Go language core 36 lecture (go language practice and application 21) -- learning notes

43 | data types in bufio package (Part 2)

In the last article, I mentioned that the data types in the bufio package mainly include reader, Scanner, writer and ReadWriter. And focus on the bufio.Reader type and bufio.Writer type. Today, we continue to focus on the content of bufio.Reader for learning.

Knowledge expansion

Question: what are the different reading methods of bufio.Reader type?

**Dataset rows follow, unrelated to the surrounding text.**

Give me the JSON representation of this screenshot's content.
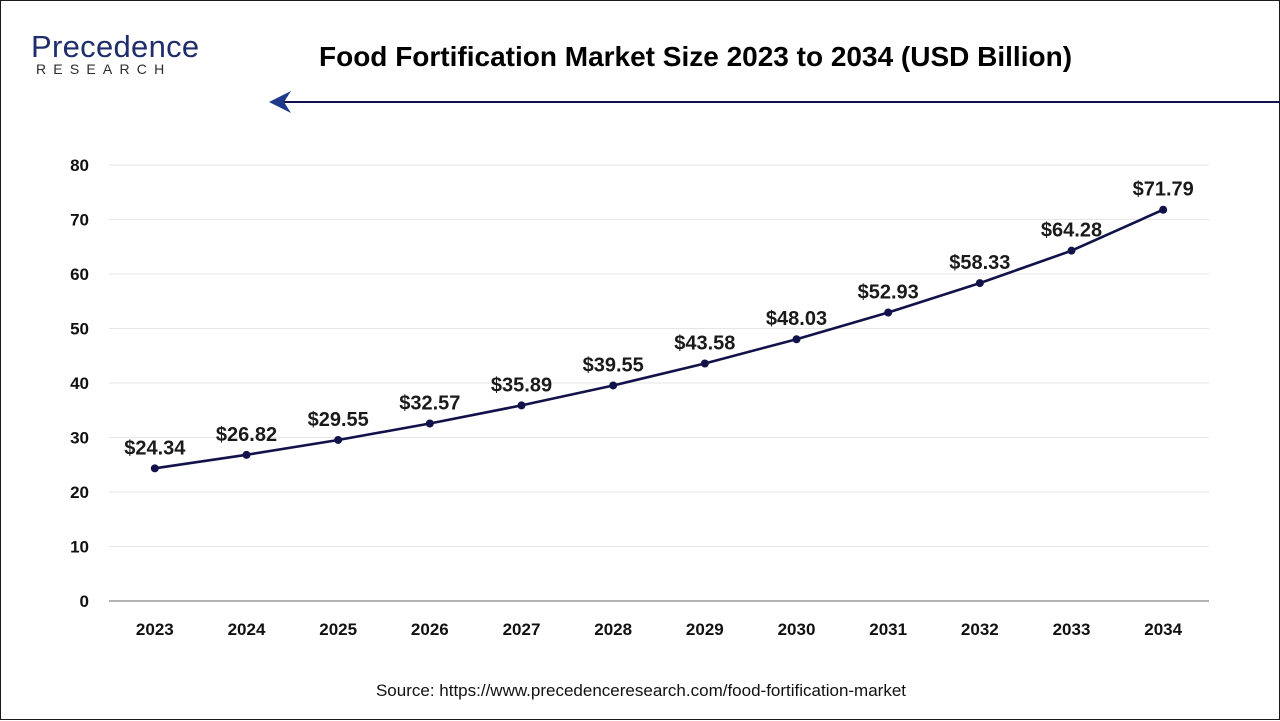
{
  "branding": {
    "logo_word": "Precedence",
    "logo_sub": "RESEARCH",
    "brand_color": "#1f2d6b"
  },
  "title": "Food Fortification Market Size 2023 to 2034 (USD Billion)",
  "source": "Source: https://www.precedenceresearch.com/food-fortification-market",
  "chart_data": {
    "type": "line",
    "title": "Food Fortification Market Size 2023 to 2034 (USD Billion)",
    "xlabel": "",
    "ylabel": "",
    "categories": [
      "2023",
      "2024",
      "2025",
      "2026",
      "2027",
      "2028",
      "2029",
      "2030",
      "2031",
      "2032",
      "2033",
      "2034"
    ],
    "series": [
      {
        "values": [
          24.34,
          26.82,
          29.55,
          32.57,
          35.89,
          39.55,
          43.58,
          48.03,
          52.93,
          58.33,
          64.28,
          71.79
        ],
        "labels": [
          "$24.34",
          "$26.82",
          "$29.55",
          "$32.57",
          "$35.89",
          "$39.55",
          "$43.58",
          "$48.03",
          "$52.93",
          "$58.33",
          "$64.28",
          "$71.79"
        ],
        "color": "#12124a"
      }
    ],
    "ylim": [
      0,
      80
    ],
    "yticks": [
      0,
      10,
      20,
      30,
      40,
      50,
      60,
      70,
      80
    ],
    "grid": true,
    "legend": "none"
  }
}
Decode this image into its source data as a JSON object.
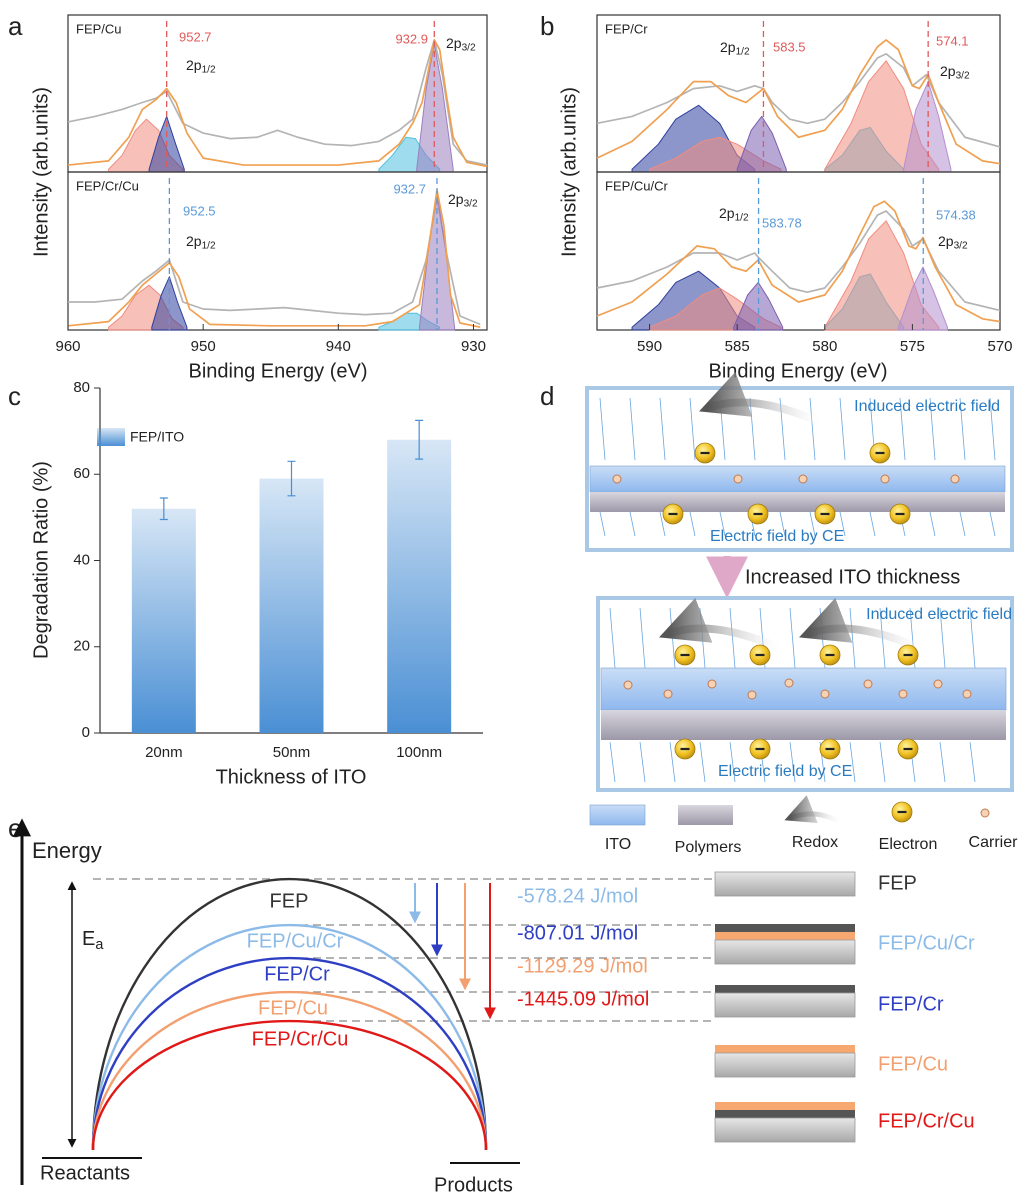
{
  "panel_labels": [
    "a",
    "b",
    "c",
    "d",
    "e"
  ],
  "chart_data": [
    {
      "type": "line",
      "title": "FEP/Cu",
      "ylabel": "Intensity (arb.units)",
      "xlim": [
        960,
        929
      ],
      "ylim": [
        0,
        1
      ],
      "series": [
        {
          "color": "#b4b4b4",
          "fill": false,
          "x": [
            960,
            958,
            956,
            954.5,
            953.5,
            952.7,
            951.5,
            950,
            948,
            946,
            944.5,
            943,
            941,
            939,
            937,
            935.5,
            934.5,
            933.5,
            932.9,
            932.3,
            931.5,
            930.5,
            929
          ],
          "values": [
            0.36,
            0.4,
            0.45,
            0.5,
            0.53,
            0.58,
            0.35,
            0.28,
            0.24,
            0.25,
            0.3,
            0.25,
            0.2,
            0.19,
            0.22,
            0.3,
            0.38,
            0.75,
            0.95,
            0.7,
            0.2,
            0.08,
            0.05
          ]
        },
        {
          "color": "#f08c80",
          "fill": true,
          "x": [
            957,
            956,
            955,
            954.2,
            953.3,
            952.5,
            951.5
          ],
          "values": [
            0.02,
            0.12,
            0.3,
            0.38,
            0.3,
            0.12,
            0.02
          ]
        },
        {
          "color": "#2f3f9e",
          "fill": true,
          "x": [
            954,
            953.3,
            952.7,
            952.1,
            951.4
          ],
          "values": [
            0.02,
            0.25,
            0.4,
            0.22,
            0.02
          ]
        },
        {
          "color": "#4fc0e0",
          "fill": true,
          "x": [
            937,
            936,
            935,
            934.3,
            933.5,
            932.5
          ],
          "values": [
            0.02,
            0.12,
            0.25,
            0.24,
            0.12,
            0.02
          ]
        },
        {
          "color": "#9a7fc0",
          "fill": true,
          "x": [
            934.2,
            933.5,
            932.9,
            932.3,
            931.5
          ],
          "values": [
            0.02,
            0.6,
            0.92,
            0.6,
            0.02
          ]
        },
        {
          "color": "#f0a050",
          "fill": false,
          "x": [
            960,
            957,
            955.5,
            954.5,
            953.5,
            952.7,
            952,
            951.2,
            950,
            947,
            940,
            937,
            935.5,
            934.5,
            933.8,
            933.2,
            932.9,
            932.5,
            932,
            931.5,
            930.5,
            929
          ],
          "values": [
            0.05,
            0.08,
            0.25,
            0.45,
            0.52,
            0.6,
            0.5,
            0.28,
            0.1,
            0.05,
            0.05,
            0.08,
            0.2,
            0.35,
            0.5,
            0.8,
            0.95,
            0.88,
            0.55,
            0.25,
            0.07,
            0.04
          ]
        }
      ],
      "annotations": [
        {
          "x": 952.7,
          "color": "#e05a5a"
        },
        {
          "x": 932.9,
          "color": "#e05a5a"
        }
      ],
      "peak_labels": [
        {
          "main": "2p",
          "sub": "1/2"
        },
        {
          "main": "2p",
          "sub": "3/2"
        }
      ]
    },
    {
      "type": "line",
      "title": "FEP/Cr/Cu",
      "xlabel": "Binding Energy (eV)",
      "xlim": [
        960,
        929
      ],
      "ylim": [
        0,
        1
      ],
      "xticks": [
        960,
        950,
        940,
        930
      ],
      "series": [
        {
          "color": "#b4b4b4",
          "fill": false,
          "x": [
            960,
            958,
            956,
            954.5,
            953.5,
            952.5,
            951.5,
            950,
            948,
            946,
            944,
            942,
            940,
            938,
            936,
            934.5,
            933.5,
            932.7,
            932,
            931,
            929.5
          ],
          "values": [
            0.2,
            0.2,
            0.22,
            0.35,
            0.42,
            0.5,
            0.2,
            0.15,
            0.14,
            0.15,
            0.16,
            0.14,
            0.12,
            0.11,
            0.12,
            0.2,
            0.5,
            0.95,
            0.55,
            0.1,
            0.04
          ]
        },
        {
          "color": "#f08c80",
          "fill": true,
          "x": [
            957,
            956,
            955,
            954,
            953.2,
            952.3,
            951.5
          ],
          "values": [
            0.02,
            0.1,
            0.25,
            0.32,
            0.25,
            0.08,
            0.02
          ]
        },
        {
          "color": "#2f3f9e",
          "fill": true,
          "x": [
            953.8,
            953.1,
            952.5,
            951.9,
            951.2
          ],
          "values": [
            0.02,
            0.25,
            0.38,
            0.2,
            0.02
          ]
        },
        {
          "color": "#4fc0e0",
          "fill": true,
          "x": [
            937,
            936,
            935,
            934.2,
            933.3,
            932.5
          ],
          "values": [
            0.02,
            0.06,
            0.12,
            0.12,
            0.06,
            0.02
          ]
        },
        {
          "color": "#9a7fc0",
          "fill": true,
          "x": [
            934,
            933.3,
            932.7,
            932.1,
            931.4
          ],
          "values": [
            0.02,
            0.6,
            0.98,
            0.6,
            0.02
          ]
        },
        {
          "color": "#f0a050",
          "fill": false,
          "x": [
            960,
            957,
            955.5,
            954.5,
            953.5,
            952.5,
            951.8,
            951,
            949.5,
            945,
            938,
            936,
            935,
            934,
            933.3,
            932.7,
            932.2,
            931.7,
            931,
            929.5
          ],
          "values": [
            0.03,
            0.06,
            0.2,
            0.32,
            0.4,
            0.48,
            0.38,
            0.15,
            0.04,
            0.03,
            0.03,
            0.06,
            0.12,
            0.18,
            0.6,
            1.0,
            0.75,
            0.25,
            0.05,
            0.02
          ]
        }
      ],
      "annotations": [
        {
          "x": 952.5,
          "color": "#5a9ad8"
        },
        {
          "x": 932.7,
          "color": "#5a9ad8"
        }
      ],
      "peak_labels": [
        {
          "main": "2p",
          "sub": "1/2"
        },
        {
          "main": "2p",
          "sub": "3/2"
        }
      ]
    },
    {
      "type": "line",
      "title": "FEP/Cr",
      "ylabel": "Intensity (arb.units)",
      "xlim": [
        593,
        570
      ],
      "ylim": [
        0,
        1
      ],
      "series": [
        {
          "color": "#b4b4b4",
          "fill": false,
          "x": [
            593,
            591,
            589,
            587.5,
            586,
            585,
            584,
            583.5,
            583,
            582,
            581,
            580,
            579,
            578,
            577,
            576.5,
            575.5,
            575,
            574.2,
            573.5,
            572,
            570
          ],
          "values": [
            0.35,
            0.4,
            0.5,
            0.6,
            0.62,
            0.58,
            0.62,
            0.6,
            0.5,
            0.38,
            0.35,
            0.38,
            0.5,
            0.65,
            0.82,
            0.85,
            0.75,
            0.62,
            0.7,
            0.5,
            0.25,
            0.18
          ]
        },
        {
          "color": "#2f3f9e",
          "fill": true,
          "x": [
            591,
            589.5,
            588.5,
            587.2,
            586,
            585,
            584
          ],
          "values": [
            0.02,
            0.2,
            0.38,
            0.48,
            0.35,
            0.12,
            0.02
          ]
        },
        {
          "color": "#f08c80",
          "fill": true,
          "x": [
            590,
            588.5,
            587,
            586,
            585,
            583.5,
            582.5
          ],
          "values": [
            0.02,
            0.1,
            0.22,
            0.25,
            0.2,
            0.08,
            0.02
          ]
        },
        {
          "color": "#7a5fb0",
          "fill": true,
          "x": [
            585,
            584.2,
            583.6,
            583,
            582.2
          ],
          "values": [
            0.02,
            0.3,
            0.4,
            0.28,
            0.02
          ]
        },
        {
          "color": "#4fc0e0",
          "fill": true,
          "x": [
            580,
            579,
            578,
            577.4,
            576.5,
            575.5
          ],
          "values": [
            0.02,
            0.12,
            0.3,
            0.32,
            0.15,
            0.02
          ]
        },
        {
          "color": "#f08c80",
          "fill": true,
          "x": [
            580,
            578.5,
            577.5,
            576.5,
            575.5,
            574.5,
            573.5
          ],
          "values": [
            0.02,
            0.35,
            0.65,
            0.8,
            0.6,
            0.2,
            0.02
          ]
        },
        {
          "color": "#b48fd0",
          "fill": true,
          "x": [
            575.5,
            574.8,
            574.1,
            573.5,
            572.8
          ],
          "values": [
            0.02,
            0.45,
            0.65,
            0.4,
            0.02
          ]
        },
        {
          "color": "#f0a050",
          "fill": false,
          "x": [
            593,
            591,
            589,
            587.5,
            586.5,
            585.5,
            584.5,
            583.5,
            582.7,
            581.5,
            580,
            579,
            578,
            577,
            576.5,
            575.8,
            575,
            574.6,
            574.1,
            573.5,
            572.5,
            571,
            570
          ],
          "values": [
            0.1,
            0.22,
            0.45,
            0.65,
            0.65,
            0.55,
            0.5,
            0.6,
            0.4,
            0.25,
            0.3,
            0.45,
            0.7,
            0.9,
            0.95,
            0.88,
            0.62,
            0.6,
            0.7,
            0.5,
            0.2,
            0.08,
            0.06
          ]
        }
      ],
      "annotations": [
        {
          "x": 583.5,
          "color": "#e05a5a"
        },
        {
          "x": 574.1,
          "color": "#e05a5a"
        }
      ],
      "peak_labels": [
        {
          "main": "2p",
          "sub": "1/2"
        },
        {
          "main": "2p",
          "sub": "3/2"
        }
      ]
    },
    {
      "type": "line",
      "title": "FEP/Cu/Cr",
      "xlabel": "Binding Energy (eV)",
      "xlim": [
        593,
        570
      ],
      "ylim": [
        0,
        1
      ],
      "xticks": [
        590,
        585,
        580,
        575,
        570
      ],
      "series": [
        {
          "color": "#b4b4b4",
          "fill": false,
          "x": [
            593,
            591,
            589,
            587.5,
            586,
            585,
            584,
            583.8,
            583,
            582,
            581,
            580,
            579,
            578,
            577,
            576.5,
            575.5,
            575,
            574.4,
            573.5,
            572,
            570
          ],
          "values": [
            0.3,
            0.35,
            0.45,
            0.55,
            0.55,
            0.5,
            0.55,
            0.52,
            0.42,
            0.3,
            0.27,
            0.3,
            0.45,
            0.62,
            0.82,
            0.85,
            0.72,
            0.6,
            0.65,
            0.42,
            0.2,
            0.14
          ]
        },
        {
          "color": "#2f3f9e",
          "fill": true,
          "x": [
            591,
            589.5,
            588.5,
            587.2,
            586,
            585,
            584
          ],
          "values": [
            0.02,
            0.18,
            0.34,
            0.42,
            0.3,
            0.1,
            0.02
          ]
        },
        {
          "color": "#f08c80",
          "fill": true,
          "x": [
            590,
            588.5,
            587,
            586,
            585,
            583.5,
            582.5
          ],
          "values": [
            0.02,
            0.1,
            0.25,
            0.3,
            0.22,
            0.08,
            0.02
          ]
        },
        {
          "color": "#7a5fb0",
          "fill": true,
          "x": [
            585.2,
            584.4,
            583.8,
            583.2,
            582.4
          ],
          "values": [
            0.02,
            0.25,
            0.34,
            0.22,
            0.02
          ]
        },
        {
          "color": "#4fc0e0",
          "fill": true,
          "x": [
            580,
            579,
            578,
            577.4,
            576.5,
            575.5
          ],
          "values": [
            0.02,
            0.15,
            0.38,
            0.4,
            0.2,
            0.02
          ]
        },
        {
          "color": "#f08c80",
          "fill": true,
          "x": [
            580,
            578.5,
            577.5,
            576.5,
            575.5,
            574.5,
            573.5
          ],
          "values": [
            0.02,
            0.35,
            0.65,
            0.78,
            0.55,
            0.18,
            0.02
          ]
        },
        {
          "color": "#b48fd0",
          "fill": true,
          "x": [
            575.8,
            575,
            574.4,
            573.8,
            573
          ],
          "values": [
            0.02,
            0.3,
            0.45,
            0.28,
            0.02
          ]
        },
        {
          "color": "#f0a050",
          "fill": false,
          "x": [
            593,
            591,
            589,
            587.3,
            586.3,
            585.3,
            584.5,
            583.8,
            583,
            581.5,
            580,
            579,
            578,
            577.2,
            576.6,
            576,
            575.2,
            574.8,
            574.4,
            573.7,
            572.5,
            571,
            570
          ],
          "values": [
            0.1,
            0.2,
            0.4,
            0.6,
            0.58,
            0.45,
            0.42,
            0.5,
            0.32,
            0.2,
            0.25,
            0.42,
            0.68,
            0.88,
            0.92,
            0.85,
            0.6,
            0.58,
            0.66,
            0.45,
            0.18,
            0.08,
            0.06
          ]
        }
      ],
      "annotations": [
        {
          "x": 583.78,
          "color": "#5a9ad8"
        },
        {
          "x": 574.38,
          "color": "#5a9ad8"
        }
      ],
      "peak_labels": [
        {
          "main": "2p",
          "sub": "1/2"
        },
        {
          "main": "2p",
          "sub": "3/2"
        }
      ]
    },
    {
      "type": "bar",
      "xlabel": "Thickness of ITO",
      "ylabel": "Degradation Ratio (%)",
      "categories": [
        "20nm",
        "50nm",
        "100nm"
      ],
      "ylim": [
        0,
        80
      ],
      "yticks": [
        0,
        20,
        40,
        60,
        80
      ],
      "series": [
        {
          "name": "FEP/ITO",
          "color": "#4a8fd4",
          "values": [
            52,
            59,
            68
          ],
          "errors": [
            2.5,
            4,
            4.5
          ]
        }
      ]
    }
  ],
  "diagram_d": {
    "top": {
      "induced": "Induced electric field",
      "ce": "Electric field by CE"
    },
    "arrow_label": "Increased ITO thickness",
    "bottom": {
      "induced": "Induced electric field",
      "ce": "Electric field by CE"
    },
    "legend": [
      "ITO",
      "Polymers",
      "Redox",
      "Electron",
      "Carrier"
    ]
  },
  "diagram_e": {
    "axis": "Energy",
    "ea": {
      "main": "E",
      "sub": "a"
    },
    "reactants": "Reactants",
    "products": "Products",
    "curves": [
      {
        "label": "FEP",
        "color": "#333333"
      },
      {
        "label": "FEP/Cu/Cr",
        "color": "#8cbbe8"
      },
      {
        "label": "FEP/Cr",
        "color": "#2e3fc4"
      },
      {
        "label": "FEP/Cu",
        "color": "#f2a070"
      },
      {
        "label": "FEP/Cr/Cu",
        "color": "#e01818"
      }
    ],
    "energies": [
      {
        "text": "-578.24 J/mol",
        "color": "#8cbbe8"
      },
      {
        "text": "-807.01 J/mol",
        "color": "#2e3fc4"
      },
      {
        "text": "-1129.29 J/mol",
        "color": "#f2a070"
      },
      {
        "text": "-1445.09 J/mol",
        "color": "#e01818"
      }
    ],
    "stacks": [
      {
        "label": "FEP",
        "color": "#333333"
      },
      {
        "label": "FEP/Cu/Cr",
        "color": "#8cbbe8"
      },
      {
        "label": "FEP/Cr",
        "color": "#2e3fc4"
      },
      {
        "label": "FEP/Cu",
        "color": "#f2a070"
      },
      {
        "label": "FEP/Cr/Cu",
        "color": "#e01818"
      }
    ]
  }
}
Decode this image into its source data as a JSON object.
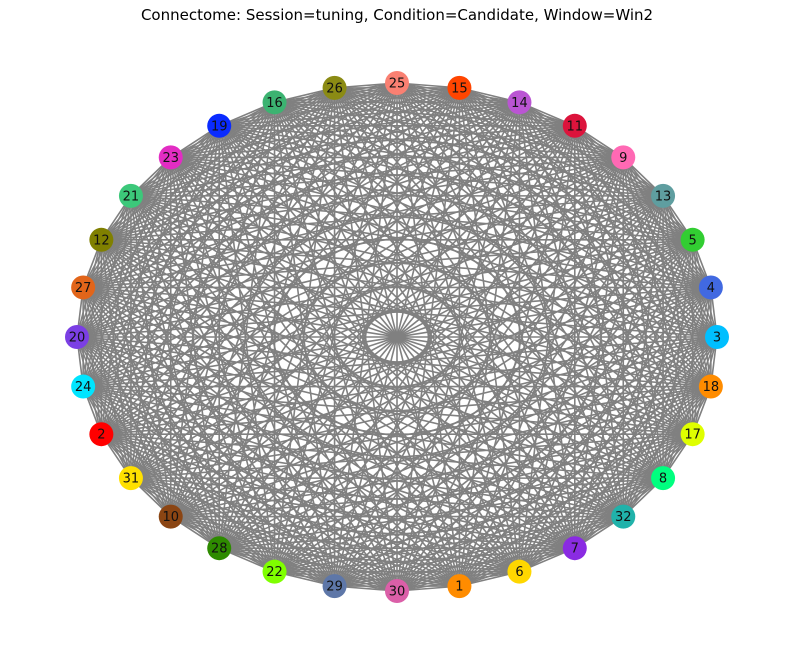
{
  "title": "Connectome: Session=tuning, Condition=Candidate, Window=Win2",
  "graph": {
    "edge_color": "#808080",
    "edges": "all-to-all",
    "nodes": [
      {
        "id": "25",
        "color": "#FA8072"
      },
      {
        "id": "15",
        "color": "#FF4500"
      },
      {
        "id": "14",
        "color": "#BA55D3"
      },
      {
        "id": "11",
        "color": "#DC143C"
      },
      {
        "id": "9",
        "color": "#FF69B4"
      },
      {
        "id": "13",
        "color": "#5F9EA0"
      },
      {
        "id": "5",
        "color": "#32CD32"
      },
      {
        "id": "4",
        "color": "#4169E1"
      },
      {
        "id": "3",
        "color": "#00BFFF"
      },
      {
        "id": "18",
        "color": "#FF8C00"
      },
      {
        "id": "17",
        "color": "#DFFF00"
      },
      {
        "id": "8",
        "color": "#00FF7F"
      },
      {
        "id": "32",
        "color": "#20B2AA"
      },
      {
        "id": "7",
        "color": "#8A2BE2"
      },
      {
        "id": "6",
        "color": "#FFD700"
      },
      {
        "id": "1",
        "color": "#FF8C00"
      },
      {
        "id": "30",
        "color": "#DB5FA8"
      },
      {
        "id": "29",
        "color": "#5E77A8"
      },
      {
        "id": "22",
        "color": "#7FFF00"
      },
      {
        "id": "28",
        "color": "#2E8B00"
      },
      {
        "id": "10",
        "color": "#8B4513"
      },
      {
        "id": "31",
        "color": "#FFE000"
      },
      {
        "id": "2",
        "color": "#FF0000"
      },
      {
        "id": "24",
        "color": "#00E5FF"
      },
      {
        "id": "20",
        "color": "#7B3FE4"
      },
      {
        "id": "27",
        "color": "#E2651A"
      },
      {
        "id": "12",
        "color": "#808000"
      },
      {
        "id": "21",
        "color": "#3CC87A"
      },
      {
        "id": "23",
        "color": "#E22DC3"
      },
      {
        "id": "19",
        "color": "#0A2BFF"
      },
      {
        "id": "16",
        "color": "#3CB371"
      },
      {
        "id": "26",
        "color": "#8B8B14"
      }
    ]
  }
}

bufio.Reader type has many pointer methods for reading data. There are four methods that can be used as representatives of different reading processes: Peek, Read, ReadSlice and ReadBytes.

The function of the Peek method of the Reader value is to read and return n unread bytes in its buffer, and it will start reading from the index position represented by the read count.

When the buffer is not filled and the number of unread bytes is less than n, the method will call the fill method to start the buffer filling process. However, if it finds an error when it last filled the buffer, it will not fill it again.

If n given by the caller is greater than the length of the buffer, or the number of unread bytes in the buffer is less than N, the Peek method will return "a sequence of all unread bytes" as the first result value.

At the same time, it usually puts "the value of the buffer. Errbufferfull variable (hereinafter referred to as the buffer full error)"

It is returned as the second result value to indicate that although the buffer is compressed and filled, it still cannot meet the requirements.

Only when none of the above conditions occurs can the Peek method return: "n bytes starting with the read count" and "nil indicating that no error has occurred".

The Peek method of bufio.Reader type has a distinctive feature: even if it reads the data in the buffer, it will not change the value of the read count.

This is not the case with other Read methods of this type. Take this type of Read method for example. It sometimes copies the unread bytes in the buffer to the byte slice represented by its parameter p, and immediately increases the value of the Read count according to the actual number of bytes copied.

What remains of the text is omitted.